Жак выявил, что такая защита от параноидального страха часто характерна для отношений между работниками и руководителями, и негативные импульсы проецируются на разные группы, которые потом воспринимаются как негодяи или источники неприятностей и становятся объектами мести. Этот процесс также наблюдается во многих схемах межорганизационных отношений. Например, Роберт Чатов характеризует многие отношения между правительством и бизнесом как «садизм власти», когда управляющие предъявляют непомерные требования к своим подчиненным. Также это можно наблюдать и в том, как организации в обстановке конкуренции могут пытаться доминировать, наказывать и контролировать своих конкурентов или другие организации, с которыми работают, и в том, как некоторые организации наказывают себя сами. Так, одна часть организации может начать подставлять другую или включать разного рода наказания в свою общую политику и процедуры. Это становится очевидно во времена экономического спада, когда ключевые фигуры любят «закручивать гайки» в отношении практики и привилегий в организации, установившихся в предыдущие, благополучные годы. Подобное обнаруживается в отношениях между работниками и руководителями, когда ослабленная позиция профсоюзов может дать зеленый свет их «публичной порке», и во многих случаях реструктуризации (которые мотивированы не только желанием отомстить и наказать отдельных людей и группы, но и истинной рационализацией работы).

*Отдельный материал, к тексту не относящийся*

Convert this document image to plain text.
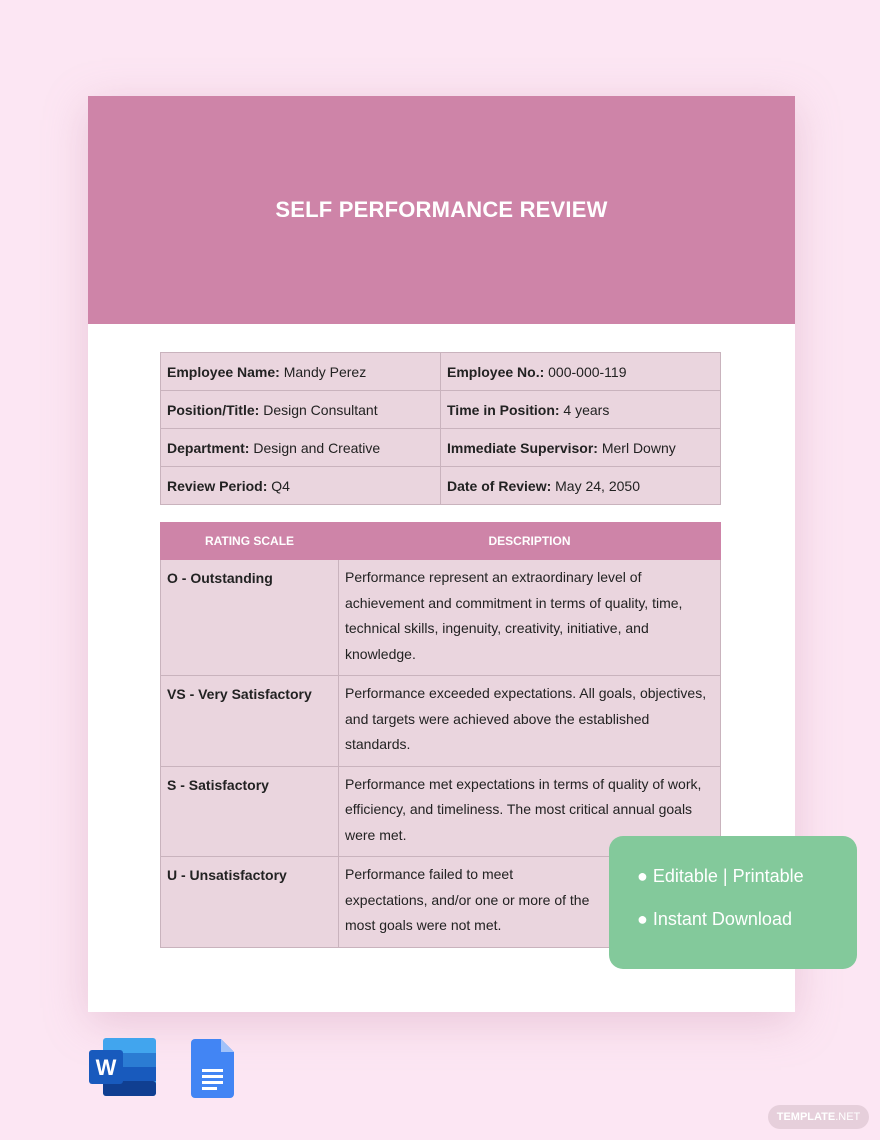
SELF PERFORMANCE REVIEW
Employee Name: Mandy Perez	Employee No.: 000-000-119
Position/Title: Design Consultant	Time in Position: 4 years
Department: Design and Creative	Immediate Supervisor: Merl Downy
Review Period: Q4	Date of Review: May 24, 2050
RATING SCALE	DESCRIPTION
O - Outstanding	Performance represent an extraordinary level of achievement and commitment in terms of quality, time, technical skills, ingenuity, creativity, initiative, and knowledge.
VS - Very Satisfactory	Performance exceeded expectations. All goals, objectives, and targets were achieved above the established standards.
S - Satisfactory	Performance met expectations in terms of quality of work, efficiency, and timeliness. The most critical annual goals were met.
U - Unsatisfactory	Performance failed to meet expectations, and/or one or more of the most goals were not met.
● Editable | Printable
● Instant Download
W
TEMPLATE .NET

Мензис пришла к похожим выводам в первопроходческом исследовании младшего медицинского персонала в больницах, в котором показала, что защита от страхов лежит в основе многих аспектов организации работы медсестер. Как известно, медсестрам часто приходится иметь дело с печальными вещами, способными вызвать смешанные чувства жалости, сострадания, любви, ненависти, страха, вины, зависти и неприязни. Следовательно, отношения между сестрой и пациентом расщепляются на отдельные части, распределяемые между разными сестрами, обезличиваются, происходит разделение на категории и отрицание значимости пациента как индивида в пользу пациента как «случая» и отделение и отрицание личных чувств. Это часто влияет как на бессознательное, так и на бюрократический подход к делу. Таковы механизмы борьбы с трудностями. Иногда они способствуют эффективности здравоохранения. Иногда мешают. В обоих случаях их зачастую чрезвычайно сложно устранить или изменить.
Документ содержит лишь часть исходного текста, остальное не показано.